Подошла сестра милосердия, но на нее мама сердито замахала руками... Ее губы устали, тяжелели и тряслись. Кожа у глаз сморщилась, она стала старенькою и слезы пробирались по морщинкам и растекались по ним... Это был припадок темноты.
Или из позднейших лет мне к той беседе припомнился? Не удержала же я тогда и слов тех.
Но теперь я взрослая, и жизнь моя, крещенная болью, виною, упоением счастия и горькими разлуками, выявила те тускло-далекие слова из памяти... Есть такие картинки для детей,-- я любила их ребенком,-- волшебные картинки: бумажка, тусклая, и ничего под той тусклостью мерцающего не разберешь; в воду окунешь, к тетрадке приложишь, рукой сверху потрешь и снимешь,-- изведены из той волшебной сокровенности нежные и яркие цветы.

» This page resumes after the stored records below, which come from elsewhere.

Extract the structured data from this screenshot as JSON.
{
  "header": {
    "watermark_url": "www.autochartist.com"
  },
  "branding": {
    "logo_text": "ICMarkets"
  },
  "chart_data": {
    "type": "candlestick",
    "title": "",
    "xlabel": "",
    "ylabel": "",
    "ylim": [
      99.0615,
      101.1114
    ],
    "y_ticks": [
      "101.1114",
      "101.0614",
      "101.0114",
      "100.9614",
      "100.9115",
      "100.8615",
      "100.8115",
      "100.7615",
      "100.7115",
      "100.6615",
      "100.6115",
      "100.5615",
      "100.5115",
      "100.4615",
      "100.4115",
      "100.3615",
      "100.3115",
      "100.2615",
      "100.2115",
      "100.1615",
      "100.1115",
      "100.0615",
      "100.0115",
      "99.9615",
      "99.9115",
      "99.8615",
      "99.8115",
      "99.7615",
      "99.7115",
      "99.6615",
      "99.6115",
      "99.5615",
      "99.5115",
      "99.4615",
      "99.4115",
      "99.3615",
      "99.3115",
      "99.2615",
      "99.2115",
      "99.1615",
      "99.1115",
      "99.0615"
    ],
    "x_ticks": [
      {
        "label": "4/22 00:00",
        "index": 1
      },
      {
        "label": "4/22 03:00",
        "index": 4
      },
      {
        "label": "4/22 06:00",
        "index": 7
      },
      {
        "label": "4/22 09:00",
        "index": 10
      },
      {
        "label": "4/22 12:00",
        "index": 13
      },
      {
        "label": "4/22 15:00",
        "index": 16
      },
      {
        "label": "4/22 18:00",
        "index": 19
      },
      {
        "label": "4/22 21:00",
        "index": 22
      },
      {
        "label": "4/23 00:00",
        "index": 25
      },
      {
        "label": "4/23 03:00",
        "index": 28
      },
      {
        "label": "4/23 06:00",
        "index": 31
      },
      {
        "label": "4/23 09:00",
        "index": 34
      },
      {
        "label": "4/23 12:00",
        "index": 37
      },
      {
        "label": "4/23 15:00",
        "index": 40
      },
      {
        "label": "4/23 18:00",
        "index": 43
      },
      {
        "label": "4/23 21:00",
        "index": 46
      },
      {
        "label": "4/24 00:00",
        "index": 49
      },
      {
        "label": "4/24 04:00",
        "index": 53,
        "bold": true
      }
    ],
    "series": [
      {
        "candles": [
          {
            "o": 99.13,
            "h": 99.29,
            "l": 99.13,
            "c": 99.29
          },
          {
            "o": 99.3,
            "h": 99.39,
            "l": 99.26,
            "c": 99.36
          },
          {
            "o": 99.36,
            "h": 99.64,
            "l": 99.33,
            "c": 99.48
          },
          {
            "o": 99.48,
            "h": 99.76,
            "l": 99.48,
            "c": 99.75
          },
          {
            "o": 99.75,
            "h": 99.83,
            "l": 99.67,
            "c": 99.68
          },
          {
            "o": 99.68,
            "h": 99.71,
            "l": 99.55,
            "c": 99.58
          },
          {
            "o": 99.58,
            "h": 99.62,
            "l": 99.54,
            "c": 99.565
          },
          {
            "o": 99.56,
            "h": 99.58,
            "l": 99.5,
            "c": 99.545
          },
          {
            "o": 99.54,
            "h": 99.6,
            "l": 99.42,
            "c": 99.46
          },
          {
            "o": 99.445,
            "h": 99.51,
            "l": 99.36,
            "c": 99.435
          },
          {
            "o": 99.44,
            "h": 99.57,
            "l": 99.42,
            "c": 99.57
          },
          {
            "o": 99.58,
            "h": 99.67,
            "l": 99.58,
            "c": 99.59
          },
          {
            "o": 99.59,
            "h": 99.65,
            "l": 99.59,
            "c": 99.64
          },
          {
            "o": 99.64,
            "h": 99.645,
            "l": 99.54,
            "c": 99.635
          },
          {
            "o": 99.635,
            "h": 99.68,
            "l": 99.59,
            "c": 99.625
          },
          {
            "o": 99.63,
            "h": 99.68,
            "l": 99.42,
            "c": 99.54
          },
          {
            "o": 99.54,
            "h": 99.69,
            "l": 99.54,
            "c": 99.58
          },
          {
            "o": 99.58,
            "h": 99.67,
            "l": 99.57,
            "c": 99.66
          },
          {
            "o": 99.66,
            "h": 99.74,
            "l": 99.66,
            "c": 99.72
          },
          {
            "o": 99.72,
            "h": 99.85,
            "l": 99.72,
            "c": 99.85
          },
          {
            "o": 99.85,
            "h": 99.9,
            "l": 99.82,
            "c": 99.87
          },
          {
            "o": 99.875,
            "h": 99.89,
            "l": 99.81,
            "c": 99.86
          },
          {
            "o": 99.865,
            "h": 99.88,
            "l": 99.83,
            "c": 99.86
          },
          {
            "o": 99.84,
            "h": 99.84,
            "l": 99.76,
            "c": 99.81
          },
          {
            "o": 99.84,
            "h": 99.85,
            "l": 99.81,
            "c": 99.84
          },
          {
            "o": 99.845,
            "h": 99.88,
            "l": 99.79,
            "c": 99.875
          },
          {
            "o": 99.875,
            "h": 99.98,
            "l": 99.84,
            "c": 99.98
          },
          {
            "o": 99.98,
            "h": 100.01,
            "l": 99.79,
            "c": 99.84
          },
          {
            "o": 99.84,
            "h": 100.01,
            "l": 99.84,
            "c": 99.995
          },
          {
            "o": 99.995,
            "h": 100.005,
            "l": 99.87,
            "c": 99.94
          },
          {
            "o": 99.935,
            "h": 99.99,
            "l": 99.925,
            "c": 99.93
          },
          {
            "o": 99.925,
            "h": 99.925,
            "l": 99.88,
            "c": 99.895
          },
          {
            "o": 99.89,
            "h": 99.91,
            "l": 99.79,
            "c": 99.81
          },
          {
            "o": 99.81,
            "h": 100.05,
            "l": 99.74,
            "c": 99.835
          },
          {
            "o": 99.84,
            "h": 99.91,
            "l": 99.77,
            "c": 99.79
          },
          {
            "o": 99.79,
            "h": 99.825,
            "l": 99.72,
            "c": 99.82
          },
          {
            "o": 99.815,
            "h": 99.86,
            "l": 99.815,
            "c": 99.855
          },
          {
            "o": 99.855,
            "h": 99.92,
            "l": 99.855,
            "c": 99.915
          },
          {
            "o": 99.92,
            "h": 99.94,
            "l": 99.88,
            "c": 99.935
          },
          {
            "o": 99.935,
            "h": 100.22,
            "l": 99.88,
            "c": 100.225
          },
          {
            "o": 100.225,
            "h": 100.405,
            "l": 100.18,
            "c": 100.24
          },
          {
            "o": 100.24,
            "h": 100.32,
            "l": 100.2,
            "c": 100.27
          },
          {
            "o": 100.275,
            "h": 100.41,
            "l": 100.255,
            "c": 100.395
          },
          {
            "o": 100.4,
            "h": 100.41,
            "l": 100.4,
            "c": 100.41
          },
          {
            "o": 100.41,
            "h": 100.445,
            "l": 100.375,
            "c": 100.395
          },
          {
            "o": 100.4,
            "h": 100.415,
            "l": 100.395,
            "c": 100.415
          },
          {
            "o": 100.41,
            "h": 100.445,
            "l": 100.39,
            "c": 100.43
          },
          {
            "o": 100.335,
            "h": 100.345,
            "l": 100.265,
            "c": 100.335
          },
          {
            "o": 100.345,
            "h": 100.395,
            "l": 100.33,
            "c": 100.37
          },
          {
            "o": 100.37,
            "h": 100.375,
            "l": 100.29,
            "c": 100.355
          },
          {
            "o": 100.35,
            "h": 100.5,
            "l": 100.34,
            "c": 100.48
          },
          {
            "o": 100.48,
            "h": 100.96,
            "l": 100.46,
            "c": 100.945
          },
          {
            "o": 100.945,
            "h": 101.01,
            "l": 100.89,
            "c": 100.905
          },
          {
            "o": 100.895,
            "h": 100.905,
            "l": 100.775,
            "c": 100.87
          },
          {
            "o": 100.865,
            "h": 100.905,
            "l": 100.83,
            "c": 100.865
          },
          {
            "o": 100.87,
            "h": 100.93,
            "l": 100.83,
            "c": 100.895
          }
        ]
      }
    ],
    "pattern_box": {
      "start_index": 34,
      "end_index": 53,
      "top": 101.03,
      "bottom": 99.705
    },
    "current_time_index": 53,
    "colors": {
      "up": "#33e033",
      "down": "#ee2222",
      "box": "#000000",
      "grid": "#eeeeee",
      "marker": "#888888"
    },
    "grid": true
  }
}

Были у нас две Даши: глухая Даша и просто Даша. Глухая Даша была дочь несчастной мызной скотницы-вдовы. Мужа скотницы, пастуха, забодал насмерть молодой наш мызный бык. Восьмилетнюю Дашу, почти мне ровесницу, взяли в приют при земской школе, на стипендию моей матери, а злому, неразумному быку привязали к подпиленным рогам плоскую доску, и снова пустили в стадо.
Моя гувернантка на наших вечерних прогулках далеко обходила широкую земляную дорогу, по которой возвращалось с выгонов на закате солнца большое мызное стадо со своими породистыми быками. Меня же тянуло к той широко в обе стороны растоптанной дороге, и мы спорили о наших желаниях каждый вечер. Я говорила:
– - Там, на той дороге, волны; это как в Долгове!
Я любила море в Долгове и сырой, белый, тонкий песок, на котором волны втиснули глубокие, извилистые бороздки.
На моей любимой дороге борозды были глубже, и волны пыльной навозной земли между ними плосче и шире, но сердце, все равно, замирало и млело вольною памятью моря. И мысль уносилась к восторгам тех вольных трех июльских недель. Мы проводили их без порядка и закона в моем Долгове. Там часами бегала по мокрым камешкам босыми ногами, там спали на сенниках.